Texas Business Court Denies Motion to Remand


The Texas Business Court continues to develop precedent regarding its own jurisdiction. In Angela Yaun v. Battle & Sands Energy Corp., et al., Cause No. 25-BC11B-0094 (Tex. Bus. Ct. Mar. 3, 2026), Judge Grant Dorfman of the Eleventh Division (in Houston) denied a plaintiff’s motion to remand, providing guidance on two key jurisdictional questions: what constitutes a “qualified transaction,” and which dollar threshold applies following recent legislative changes.

Background and Key Facts

Angela Yaun brought suit against Battle & Sands Energy Corporation and related defendants, alleging they breached an agreement to pay her a perpetual royalty of $1.00 per ton on frac sand sold from a quarry in Beeville, Texas. Her claims included breach of contract, equitable estoppel, quasi-estoppel, fraud, and statutory relief under the Texas Sales Representative Act (TSRA).  The defendants removed the case to the Texas Business Court under Texas Government Code § 25A.004(d)(1). Yaun challenged removal through a motion to remand, arguing that: (1) the dispute did not involve a “qualified transaction,” and (2) the amount in controversy failed to meet what she believed was the applicable $10 million threshold.

The Court’s Analysis

What Constitutes a “Qualified Transaction”?
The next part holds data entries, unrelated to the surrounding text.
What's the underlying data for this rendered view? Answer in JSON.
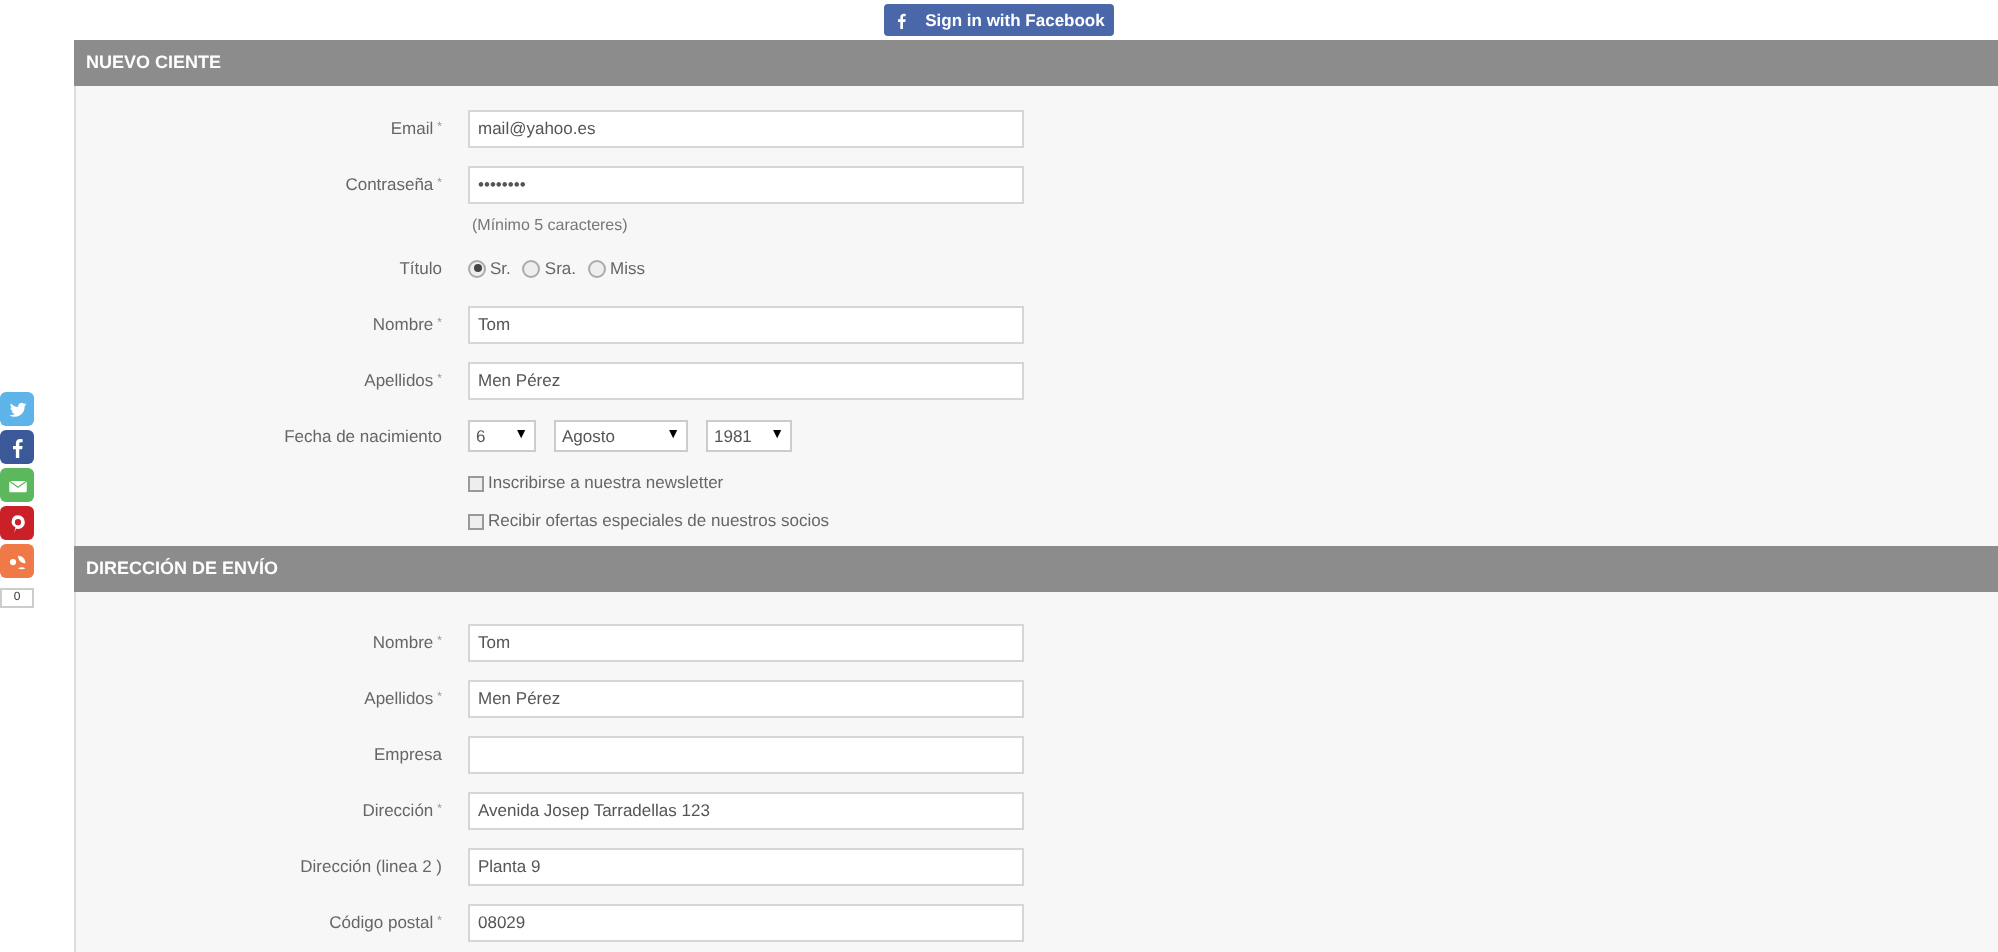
{
  "facebook_button": {
    "label": "Sign in with Facebook"
  },
  "share_bar": {
    "items": [
      {
        "kind": "twitter",
        "color": "#5eb4e8"
      },
      {
        "kind": "facebook",
        "color": "#3b5998"
      },
      {
        "kind": "email",
        "color": "#5cb85c"
      },
      {
        "kind": "pinterest",
        "color": "#cb2027"
      },
      {
        "kind": "other",
        "color": "#f07a47"
      }
    ],
    "count": "0"
  },
  "sections": [
    {
      "title": "NUEVO CIENTE",
      "rows": [
        {
          "kind": "text",
          "label": "Email",
          "mark": "*",
          "value": "mail@yahoo.es"
        },
        {
          "kind": "text",
          "label": "Contraseña",
          "mark": "*",
          "value": "••••••••"
        },
        {
          "kind": "hint",
          "text": "(Mínimo 5 caracteres)"
        },
        {
          "kind": "radio",
          "label": "Título",
          "options": [
            {
              "label": "Sr.",
              "selected": true
            },
            {
              "label": "Sra.",
              "selected": false
            },
            {
              "label": "Miss",
              "selected": false
            }
          ]
        },
        {
          "kind": "text",
          "label": "Nombre",
          "mark": "*",
          "value": "Tom"
        },
        {
          "kind": "text",
          "label": "Apellidos",
          "mark": "*",
          "value": "Men Pérez"
        },
        {
          "kind": "selects",
          "label": "Fecha de nacimiento",
          "selects": [
            {
              "value": "6",
              "arrow": "▼"
            },
            {
              "value": "Agosto",
              "arrow": "▼"
            },
            {
              "value": "1981",
              "arrow": "▼"
            }
          ]
        },
        {
          "kind": "checkbox",
          "label": "Inscribirse a nuestra newsletter",
          "checked": false
        },
        {
          "kind": "checkbox",
          "label": "Recibir ofertas especiales de nuestros socios",
          "checked": false
        }
      ]
    },
    {
      "title": "DIRECCIÓN DE ENVÍO",
      "rows": [
        {
          "kind": "text",
          "label": "Nombre",
          "mark": "*",
          "value": "Tom"
        },
        {
          "kind": "text",
          "label": "Apellidos",
          "mark": "*",
          "value": "Men Pérez"
        },
        {
          "kind": "text",
          "label": "Empresa"
        },
        {
          "kind": "text",
          "label": "Dirección",
          "mark": "*",
          "value": "Avenida Josep Tarradellas 123"
        },
        {
          "kind": "text",
          "label": "Dirección (linea 2 )",
          "value": "Planta 9"
        },
        {
          "kind": "text",
          "label": "Código postal",
          "mark": "*",
          "value": "08029"
        }
      ]
    }
  ]
}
The Business Court swiftly disposed of Yaun’s first argument. The governing statute defines a “qualified transaction” as a transaction — or series of related transactions—under which a party “pays or receives, or is obligated to pay or is entitled to receive, consideration with an aggregate value of at least $5 million.”

The Court found that Yaun’s alleged royalty agreement plainly met this definition. Whether made verbally or confirmed in writing, the agreement constituted a transaction under which Yaun claimed entitlement to receive consideration potentially exceeding the statutory threshold.

Which Dollar Threshold Applies?

The more nuanced issue concerned the applicable jurisdictional amount. Yaun filed her lawsuit on Aug. 25, 2025 — approximately one week before House Bill 40 (HB 40) took effect on Sept. 1, 2025. HB 40 lowered both the “aggregate value” requirement for qualified transactions and the minimum damages amount from $10 million to $5 million, which was done to expressly increase the number of cases that qualified for Texas Business Court jurisdiction.

Yaun contended that the pre-HB 40 threshold of $10 million should govern her case. However, the court disagreed, pointing to a critical provision in HB 40: the legislature made its changes applicable “to civil actions commenced on or after [Sept.] 1, 2024” — not Sept. 1, 2025. This retroactive application date meant the $5 million threshold applied to Yaun’s case despite its August 2025 filing date.

Amount in Controversy Analysis

Having established the $5 million threshold, the Court turned to whether that amount was actually in controversy. Under the Business Court’s burden-shifting framework, a party’s good-faith allegation of damages controls unless another party presents evidence that the amount was falsely asserted to obtain or avoid jurisdiction.

Yaun submitted a declaration attempting to calculate damages below the threshold, but her own math undercut her argument. She estimated defendants could owe her approximately $1.6 million through year-end 2025, with an additional $4.8 million potentially accruing over the following 24 months — totaling roughly $6.4 million for just the first three years of a perpetual royalty obligation.

The Court found this evidence supported jurisdiction, noting it “plainly establishes the possibility — plausibility, even — that Yaun’s damages claim could satisfy the Business Court’s jurisdictional minimum.”

Key Takeaways for Businesses and Practitioners

  • Understand HB 40’s Retroactive Reach. Practitioners should note that HB 40’s reduced $5 million threshold applies to cases filed as far back as Sept. 1, 2024 — not just those filed after the law’s effective date.
  • Perpetual Obligations Carry Value. When calculating the amount in controversy for ongoing payment obligations, courts may consider the full potential value of the arrangement, not merely amounts accrued to date.
  • The Burden-Shifting Standard Matters. Parties challenging or defending Business Court jurisdiction should understand that good-faith allegations in pleadings or removal notices often control unless affirmatively rebutted with evidence of false assertion.
  • Alternative Jurisdictional Bases May Apply. The Court noted that Yaun’s TSRA) claim might independently support jurisdiction under § 25A.004(d)(3), highlighting the importance of evaluating all potential grounds for Business Court jurisdiction.

Conclusion

This opinion reinforces that the Texas Business Court takes a practical approach to jurisdictional analysis, focusing on the realistic scope of disputes rather than narrow calculations designed to avoid the court’s reach. Businesses involved in significant commercial transactions should consider consulting with experienced counsel to evaluate whether their disputes may fall within — or outside — the Business Court’s jurisdiction.